Five artists have been selected as Denali National Park and Preserve’s 2019 Artists-In-Residence.
They will each spend 10 days in the park drawing inspiration; their work will culminate in a public outreach activity. In addition, each artist will donate a piece of artwork to the park program's collection. Residents are challenged to create pieces inspired by their park experiences that offer visitors fresh and innovative perspectives of the park.
Since 2002, almost 80 accomplished artists, writers, and composers have participated in the program. Check out a catalog of art donated to the program.
This year’s artists include:
- Suzanne Samuels’ fiction and essays have appeared in online and print journals; her nonfiction books have been widely used in college courses on law and politics. She is currently at work on a historical novel, as well as a book about the youngest person to swim across the English Channel, across the Catalina Channel, and around the island of Manhattan. Samuels’ work at Denali will focus on helping children and youth learn more about the sled dogs and encourage young visitors to think about what it’s like to be a Denali sled dog.
- Ben Justis is a composer whose works have been selected for the Cortona Sessions for New Music, International Double Reed Society, George Lawner Prize, and the New York Electro-Acoustic Music Festival. This summer he will also serve as an Artist-in-Residence at Homestead National Monument of America in Nebraska. Currently, he is pursuing his doctorate in music composition at the University of Kansas.
- Celia Garland is inspired by nature. She is a naturalist and a graduate of the Rochester Institute of Technology (Glass and Glass Sculpture, BFA).
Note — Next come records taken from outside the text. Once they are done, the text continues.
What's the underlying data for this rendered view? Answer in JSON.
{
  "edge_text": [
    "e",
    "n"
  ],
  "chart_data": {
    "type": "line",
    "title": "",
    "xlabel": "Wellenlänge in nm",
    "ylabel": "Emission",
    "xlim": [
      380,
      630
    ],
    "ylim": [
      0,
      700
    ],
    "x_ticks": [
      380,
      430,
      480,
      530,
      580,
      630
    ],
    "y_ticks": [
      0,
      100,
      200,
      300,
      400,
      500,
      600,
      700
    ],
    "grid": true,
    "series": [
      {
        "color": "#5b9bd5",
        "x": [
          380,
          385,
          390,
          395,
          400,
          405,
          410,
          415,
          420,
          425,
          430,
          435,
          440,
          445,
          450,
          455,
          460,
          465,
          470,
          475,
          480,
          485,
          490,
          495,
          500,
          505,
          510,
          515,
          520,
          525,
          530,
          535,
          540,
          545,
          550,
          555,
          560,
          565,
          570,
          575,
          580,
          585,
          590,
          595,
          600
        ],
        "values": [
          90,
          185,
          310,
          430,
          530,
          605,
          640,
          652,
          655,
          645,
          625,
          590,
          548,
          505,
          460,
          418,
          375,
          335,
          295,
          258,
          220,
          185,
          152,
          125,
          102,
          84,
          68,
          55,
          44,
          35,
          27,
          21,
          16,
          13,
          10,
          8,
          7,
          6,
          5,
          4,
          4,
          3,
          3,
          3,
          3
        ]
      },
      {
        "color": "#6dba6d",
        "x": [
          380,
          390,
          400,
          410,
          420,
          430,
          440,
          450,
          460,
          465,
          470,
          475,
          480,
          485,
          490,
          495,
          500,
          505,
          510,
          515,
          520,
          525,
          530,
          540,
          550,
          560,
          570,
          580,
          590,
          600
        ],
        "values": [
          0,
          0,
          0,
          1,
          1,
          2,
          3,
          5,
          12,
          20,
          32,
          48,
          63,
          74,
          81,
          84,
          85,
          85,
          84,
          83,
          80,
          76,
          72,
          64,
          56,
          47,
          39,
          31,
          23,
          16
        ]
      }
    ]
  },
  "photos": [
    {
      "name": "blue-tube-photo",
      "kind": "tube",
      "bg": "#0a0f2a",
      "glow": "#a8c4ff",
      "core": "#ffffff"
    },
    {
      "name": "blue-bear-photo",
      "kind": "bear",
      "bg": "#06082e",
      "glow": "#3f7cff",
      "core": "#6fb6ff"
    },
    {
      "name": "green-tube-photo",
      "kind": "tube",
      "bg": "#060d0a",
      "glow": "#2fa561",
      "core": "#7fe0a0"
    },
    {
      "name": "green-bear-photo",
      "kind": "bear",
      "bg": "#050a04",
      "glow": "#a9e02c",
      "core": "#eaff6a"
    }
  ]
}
She was a member of the Corning Museum of Glass, Blow Glass at Sea Team, and served as a naturalist in Alaska, Australia, Canada, and New Zealand.
- Brenda Zlamany is a painter who lives and works in Brooklyn, New York. Since 1982 her work has appeared in over a dozen solo exhibitions and numerous group shows in the United States, Europe, Asia, and the Middle East. Several museums have exhibited her work and Zlamany has collaborated with authors and editors of the New York Times Magazine on several portrait commissions. She has received various grants and earned a BA from Wesleyan University in 1981.
- Kate Gorman is an Ohio artist who draws on paper and textiles with pencil and pen in ink and thickened dyes. Her visual narratives focus on migration, the passage of time, and the fragility and strength of nature. She studies the migration of humans and animals, particularly birds and insects. While in Denali, she will study the landscape as well as the accessible wildlife, taking notes, drawing, making connections. She will conduct a workshop in observing and in mark-making. Using ink and thread, paper and/or fabric, participants will create a small book as memory-keeper of time spent in Denali.